SRINAGAR, KASHMIR, INDIA – Lalan Kumar, 28, a resident of Bihar in eastern India, made his pilgrimage to Amarnath, a Himalayan cave and Hindu shrine in Indian-administered Kashmir, in July 2012.
He fasted while completing the treacherous three-day trek up the mountain to visit the shrine with 10 of his co-workers.
“We were very, very tired, and someone told us that all our tiredness would vanish if we would bathe in the ice-cold water,” Kumar says. “We had a bath, and all the tiredness went away.”
His faith made the challenging trek easy, he says. But that isn’t the case for all pilgrims.
“On the first day, eight people died,” Kumar says, “and we also saw another man dead on the second day.”
For the pilgrims who come mainly from hot Indian plains, adapting to the weather and altitude of the Himalayas is difficult, Kumar says. But driven by faith, many trek at a brisk pace for three days despite ailments such as diabetes, obesity or orthopedic problems. The pilgrims also don’t stay to acclimate themselves before beginning their journey to the cave.
He says the pilgrimage has become crowded and dangerous.
“It is too crowded, especially near the cave,” he says. “I was afraid of being killed in a stampede at the mouth of cave. There were so many people there, women and children too. We were being crushed against one another while waiting for our turn at the cave.”
For many, the pilgrimage also raises environmental concerns.
There are few latrines along the route, so many pilgrims relieve themselves outside, Kumar says. In addition to human waste, pilgrims also leave behind plastic bottles and food wrappers. There is neither a proper system of waste disposal nor restrictions on carrying plastic or other nonbiodegradable items, he says.

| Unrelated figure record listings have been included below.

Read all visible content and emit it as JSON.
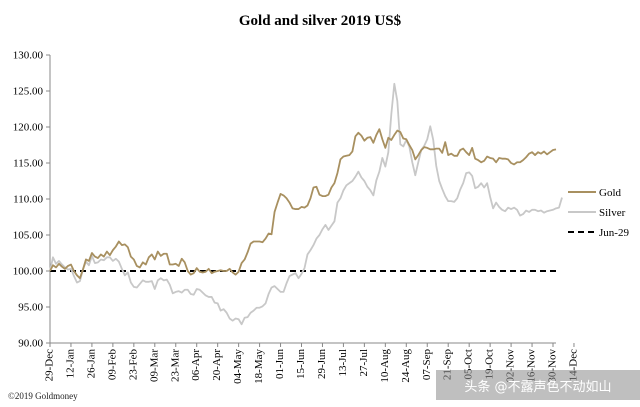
{
  "chart_data": {
    "type": "line",
    "title": "Gold and silver 2019  US$",
    "xlabel": "",
    "ylabel": "",
    "ylim": [
      90,
      130
    ],
    "yticks": [
      "90.00",
      "95.00",
      "100.00",
      "105.00",
      "110.00",
      "115.00",
      "120.00",
      "125.00",
      "130.00"
    ],
    "xticks": [
      "29-Dec",
      "12-Jan",
      "26-Jan",
      "09-Feb",
      "23-Feb",
      "09-Mar",
      "23-Mar",
      "06-Apr",
      "20-Apr",
      "04-May",
      "18-May",
      "01-Jun",
      "15-Jun",
      "29-Jun",
      "13-Jul",
      "27-Jul",
      "10-Aug",
      "24-Aug",
      "07-Sep",
      "21-Sep",
      "05-Oct",
      "19-Oct",
      "02-Nov",
      "16-Nov",
      "30-Nov",
      "14-Dec"
    ],
    "x_unit": "days from 29-Dec (2-day steps)",
    "grid": false,
    "legend_position": "right",
    "reference_line": {
      "label": "Jun-29",
      "value": 100,
      "style": "dashed",
      "color": "#000000"
    },
    "series": [
      {
        "name": "Gold",
        "color": "#A89060",
        "x_step_days": 2,
        "values": [
          100.0,
          100.8,
          100.5,
          101.0,
          100.6,
          100.3,
          100.7,
          100.9,
          100.0,
          99.4,
          99.0,
          100.2,
          101.6,
          101.4,
          102.5,
          102.0,
          101.8,
          102.3,
          102.0,
          102.7,
          102.2,
          102.9,
          103.4,
          104.1,
          103.6,
          103.7,
          103.3,
          102.0,
          101.6,
          100.7,
          100.5,
          101.2,
          100.9,
          101.9,
          102.3,
          101.6,
          102.7,
          102.1,
          102.4,
          102.4,
          100.9,
          100.9,
          101.0,
          100.7,
          101.7,
          101.2,
          100.0,
          99.5,
          99.7,
          100.4,
          99.9,
          99.8,
          99.9,
          100.3,
          99.7,
          99.9,
          100.0,
          100.1,
          100.0,
          100.0,
          100.3,
          99.8,
          99.5,
          99.9,
          101.1,
          101.6,
          102.6,
          103.8,
          104.1,
          104.1,
          104.1,
          104.0,
          104.5,
          105.2,
          105.1,
          108.2,
          109.5,
          110.7,
          110.5,
          110.1,
          109.5,
          108.7,
          108.6,
          108.6,
          108.9,
          108.8,
          109.1,
          110.1,
          111.6,
          111.7,
          110.6,
          110.4,
          110.4,
          110.6,
          111.6,
          112.2,
          113.6,
          115.5,
          115.9,
          116.0,
          116.1,
          116.6,
          118.7,
          119.2,
          118.8,
          118.1,
          118.5,
          118.6,
          117.8,
          118.9,
          119.7,
          118.3,
          117.1,
          118.5,
          118.2,
          118.9,
          119.5,
          119.3,
          118.4,
          118.3,
          117.5,
          116.8,
          115.5,
          116.1,
          116.8,
          117.2,
          117.1,
          116.9,
          116.9,
          117.0,
          117.0,
          116.4,
          117.9,
          116.1,
          116.3,
          116.0,
          116.0,
          116.8,
          117.0,
          116.5,
          116.1,
          117.1,
          115.6,
          115.4,
          115.1,
          115.3,
          115.9,
          115.7,
          115.6,
          115.1,
          115.7,
          115.6,
          115.6,
          115.5,
          115.0,
          114.8,
          115.1,
          115.1,
          115.4,
          115.8,
          116.3,
          116.5,
          116.1,
          116.5,
          116.3,
          116.6,
          116.2,
          116.5,
          116.8,
          116.9
        ]
      },
      {
        "name": "Silver",
        "color": "#C8C8C8",
        "x_step_days": 2,
        "values": [
          100.0,
          101.9,
          101.0,
          101.4,
          100.9,
          100.5,
          100.2,
          100.3,
          99.3,
          98.4,
          98.6,
          100.2,
          101.3,
          100.8,
          102.1,
          101.1,
          101.2,
          101.6,
          101.5,
          101.9,
          101.9,
          101.4,
          101.7,
          101.3,
          100.3,
          99.4,
          99.8,
          98.4,
          97.8,
          97.7,
          98.2,
          98.7,
          98.5,
          98.5,
          98.6,
          97.5,
          98.7,
          99.0,
          98.7,
          98.8,
          98.1,
          96.9,
          97.1,
          97.2,
          97.0,
          97.4,
          97.4,
          96.8,
          96.7,
          97.5,
          97.4,
          97.0,
          96.6,
          96.4,
          96.4,
          95.6,
          95.5,
          94.5,
          94.7,
          94.2,
          93.4,
          93.1,
          93.4,
          93.3,
          92.6,
          93.5,
          93.6,
          94.2,
          94.5,
          94.9,
          94.9,
          95.1,
          95.5,
          96.8,
          97.7,
          97.9,
          97.5,
          97.1,
          97.1,
          98.3,
          99.3,
          99.5,
          99.7,
          99.0,
          99.6,
          100.4,
          102.3,
          102.9,
          103.6,
          104.5,
          105.0,
          105.8,
          106.4,
          105.7,
          106.3,
          106.9,
          109.5,
          110.1,
          111.2,
          111.9,
          112.2,
          112.5,
          113.1,
          113.8,
          113.0,
          112.5,
          111.7,
          111.2,
          110.5,
          112.6,
          113.8,
          115.7,
          114.5,
          116.5,
          121.8,
          126.0,
          123.6,
          117.6,
          117.3,
          118.2,
          117.3,
          115.1,
          113.3,
          115.1,
          116.8,
          117.4,
          118.3,
          120.1,
          118.2,
          114.6,
          112.5,
          111.4,
          110.4,
          109.7,
          109.7,
          109.6,
          110.1,
          111.3,
          112.2,
          113.6,
          113.7,
          113.2,
          111.5,
          111.7,
          112.2,
          111.6,
          112.2,
          110.3,
          108.7,
          109.5,
          108.9,
          108.5,
          108.3,
          108.8,
          108.6,
          108.8,
          108.5,
          107.7,
          107.9,
          108.4,
          108.2,
          108.5,
          108.5,
          108.3,
          108.4,
          108.1,
          108.3,
          108.4,
          108.5,
          108.7,
          108.8,
          110.2
        ]
      }
    ]
  },
  "footer": {
    "copyright": "©2019 Goldmoney",
    "watermark": "头条 @不露声色不动如山"
  }
}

Each year, half a million pilgrims make their way through forested mountains, glaciers and riverbanks to Amarnath cave and shrine. Environmentalists say the pilgrimage has become an ecological nightmare for environmentalists. Others acknowledge that it has become a dangerous undertaking for the devout Hindus who make the journey. Political and religious differences also complicate the issues surrounding the Hindu pilgrimage into a primarily Muslim area. After the state hesitated to follow the federal Supreme Court’s direction to build roads to and lodging by the shrine, a Supreme Court committee is reviewing the case and is expected to rule on the future of the pilgrimage next week.
Between June and August, Hindus from all parts of India trek through rugged terrain to catch a glimpse of an ice lingam, a stalagmite ice formation, believed to be a symbol of Lord Shiva. It hangs inside the Amarnath cave approximately 13,000 feet above sea level in the Himalayas of Indian-administered Kashmir.
This year, more than 600,000 pilgrims made the journey, according to the Shri Amarnathji Shrine Board, an autonomous board headed by the governor of the Indian-administered state of Jammu and Kashmir with assistance from the state government. More than 100 pilgrims died, mostly because of health problems.